The process of milling, for example jet milling, may also be used to formulate the therapeutic composition. The manufacture of fine particles by milling can be achieved using conventional techniques. The term "milling" is used herein to refer to any mechanical process which applies sufficient force to the particles of active material to break or grind the particles down into fine particles. Various milling devices and conditions are suitable for use in the production of the compositions of the invention. The selection of appropriate milling conditions, for example, intensity of milling and duration, to provide the required degree of force, will be within the ability of the skilled person. Ball milling is a preferred method. Alternatively, a high pressure homogeniser may be used, in which a fluid containing the particles is forced through a valve at high pressure, producing conditions of high shear and turbulence. Shear forces on the particles, impacts between the particles and machine surfaces or other particles, and cavitation due to acceleration of the fluid, may all contribute to the fracture of the particles. Suitable homogenisers include the EmulsiFlex high pressure homogeniser, the Niro Soavi high pressure homogeniser and the Microfluidics Microfluidiser. The milling process can be used to provide the microparticles with mass median aerodynamic diameters as specified above. If hygroscopic, the active agent may be milled with a hydrophobic material, as stated above.
If it is required, the microparticles produced by the milling step can then be formulated with an additional excipient. This may be achieved by a spray- drying process, e.g. co-spray-drying. In this embodiment, the particles are suspended in a solvent and co-spray-dried with a solution or suspension of the additional excipient. Preferred additional excipients include polysaccharides. Additional pharmaceutically effective excipients may also be used.
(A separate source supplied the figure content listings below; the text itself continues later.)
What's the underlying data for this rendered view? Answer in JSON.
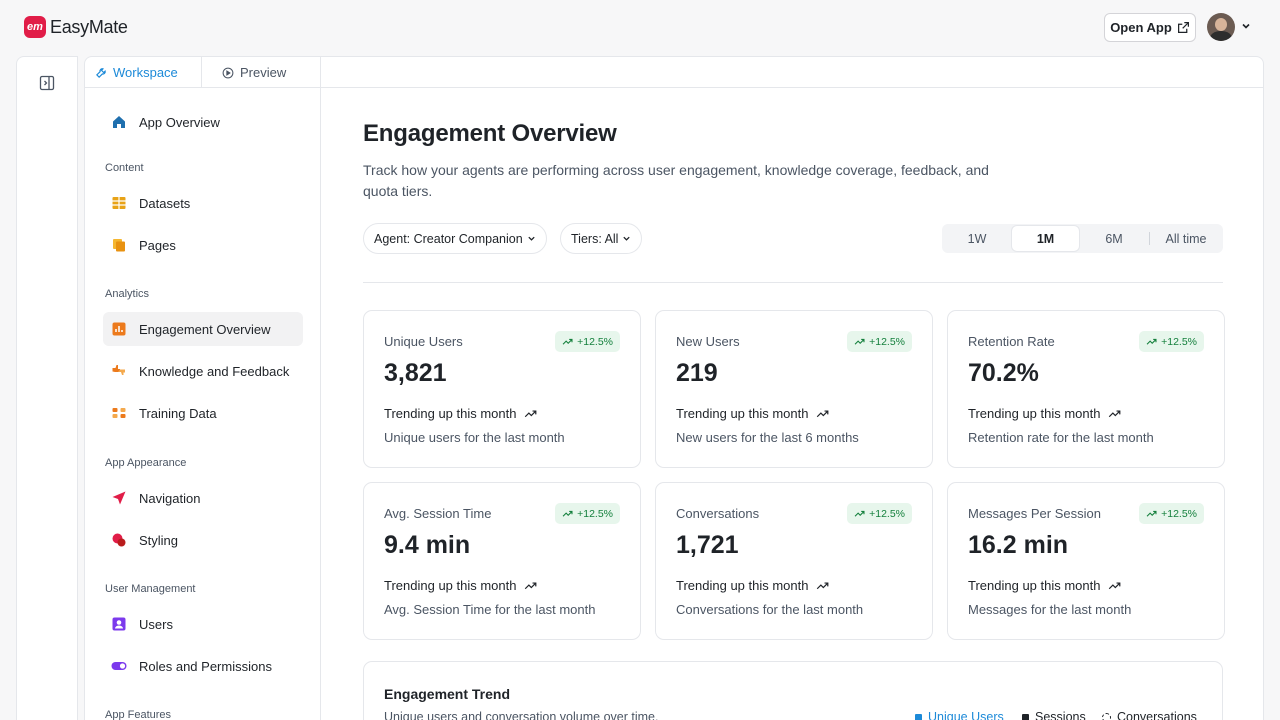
{
  "brand": {
    "name": "EasyMate",
    "mark": "em",
    "accent": "#e11d48"
  },
  "header": {
    "open_app_label": "Open App"
  },
  "tabs": [
    {
      "label": "Workspace",
      "icon": "wrench-icon"
    },
    {
      "label": "Preview",
      "icon": "play-circle-icon"
    }
  ],
  "sidebar": {
    "app_overview": "App Overview",
    "sections": {
      "content": "Content",
      "analytics": "Analytics",
      "app_appearance": "App Appearance",
      "user_management": "User Management",
      "app_features": "App Features"
    },
    "items": {
      "datasets": "Datasets",
      "pages": "Pages",
      "engagement_overview": "Engagement Overview",
      "knowledge_feedback": "Knowledge and Feedback",
      "training_data": "Training Data",
      "navigation": "Navigation",
      "styling": "Styling",
      "users": "Users",
      "roles_permissions": "Roles and Permissions"
    }
  },
  "main": {
    "title": "Engagement Overview",
    "description": "Track how your agents are performing across user engagement, knowledge coverage, feedback, and quota tiers.",
    "filters": {
      "agent": "Agent: Creator Companion",
      "tiers": "Tiers: All"
    },
    "ranges": [
      "1W",
      "1M",
      "6M",
      "All time"
    ],
    "active_range": "1M",
    "cards": [
      {
        "label": "Unique Users",
        "badge": "+12.5%",
        "value": "3,821",
        "trend": "Trending up this month",
        "foot": "Unique users for the last month"
      },
      {
        "label": "New Users",
        "badge": "+12.5%",
        "value": "219",
        "trend": "Trending up this month",
        "foot": "New users for the last 6 months"
      },
      {
        "label": "Retention Rate",
        "badge": "+12.5%",
        "value": "70.2%",
        "trend": "Trending up this month",
        "foot": "Retention rate for the last month"
      },
      {
        "label": "Avg. Session Time",
        "badge": "+12.5%",
        "value": "9.4 min",
        "trend": "Trending up this month",
        "foot": "Avg. Session Time for the last month"
      },
      {
        "label": "Conversations",
        "badge": "+12.5%",
        "value": "1,721",
        "trend": "Trending up this month",
        "foot": "Conversations for the last month"
      },
      {
        "label": "Messages Per Session",
        "badge": "+12.5%",
        "value": "16.2 min",
        "trend": "Trending up this month",
        "foot": "Messages for the last month"
      }
    ],
    "trend": {
      "title": "Engagement Trend",
      "subtitle": "Unique users and conversation volume over time.",
      "legend": [
        {
          "label": "Unique Users",
          "color": "#1d8ad8"
        },
        {
          "label": "Sessions",
          "color": "#1f2328"
        },
        {
          "label": "Conversations",
          "color": "#1f2328"
        }
      ]
    }
  }
}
Compositions of the combination intended for inhaled, topical, intranasal, intravenous, sublingual, rectal and vaginal use may be prepared according to any method known to the art for the manufacture of pharmaceutical compositions.
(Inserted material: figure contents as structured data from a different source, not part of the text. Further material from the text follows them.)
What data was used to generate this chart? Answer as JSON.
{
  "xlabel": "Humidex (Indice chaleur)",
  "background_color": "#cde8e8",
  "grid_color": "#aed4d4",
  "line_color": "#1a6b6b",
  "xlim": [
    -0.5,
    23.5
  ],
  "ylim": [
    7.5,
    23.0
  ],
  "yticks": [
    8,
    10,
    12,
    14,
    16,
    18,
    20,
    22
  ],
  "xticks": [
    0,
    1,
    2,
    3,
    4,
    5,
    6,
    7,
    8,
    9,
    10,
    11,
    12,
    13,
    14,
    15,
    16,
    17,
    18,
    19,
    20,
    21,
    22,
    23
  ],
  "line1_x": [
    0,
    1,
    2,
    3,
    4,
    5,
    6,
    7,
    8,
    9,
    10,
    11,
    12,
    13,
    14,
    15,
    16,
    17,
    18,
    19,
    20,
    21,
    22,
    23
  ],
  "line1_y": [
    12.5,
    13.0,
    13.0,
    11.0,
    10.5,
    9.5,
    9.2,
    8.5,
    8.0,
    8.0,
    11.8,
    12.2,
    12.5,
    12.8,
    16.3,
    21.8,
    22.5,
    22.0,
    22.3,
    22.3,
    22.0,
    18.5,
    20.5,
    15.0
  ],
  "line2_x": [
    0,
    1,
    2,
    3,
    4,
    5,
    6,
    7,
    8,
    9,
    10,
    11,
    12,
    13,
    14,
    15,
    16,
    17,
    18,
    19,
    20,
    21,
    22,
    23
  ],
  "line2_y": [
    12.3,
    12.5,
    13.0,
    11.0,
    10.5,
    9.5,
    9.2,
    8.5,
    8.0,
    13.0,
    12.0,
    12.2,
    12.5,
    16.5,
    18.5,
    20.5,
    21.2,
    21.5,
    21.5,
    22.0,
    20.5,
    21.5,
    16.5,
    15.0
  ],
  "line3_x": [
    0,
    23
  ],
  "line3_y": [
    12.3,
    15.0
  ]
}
Therapy according to the invention may be conducted in generally known manner, depending on various factors, such as the sex, age or condition of the patient, and the existence or otherwise of one or more concomitant therapies. The patient population may be important.
The present invention is based at least in part on the following study. Study
Cough was induced in guinea-pigs by the use of citric acid. One group of guinea-pigs was administered 7 mg/kg of theobromine, and two groups were administered theobromine in combination with 8 or 16 mg/kg of codeine. A fourth group was given codeine and, as a control, a fifth group receiv ed only vehicle. Administration was via the oral route.
The results are shown in Figure 1. The data show that combinations of theobromine and codeine have a significant, improved efficacy in cough therapy when compared to theobromine monotherapy and codeine monotherapy.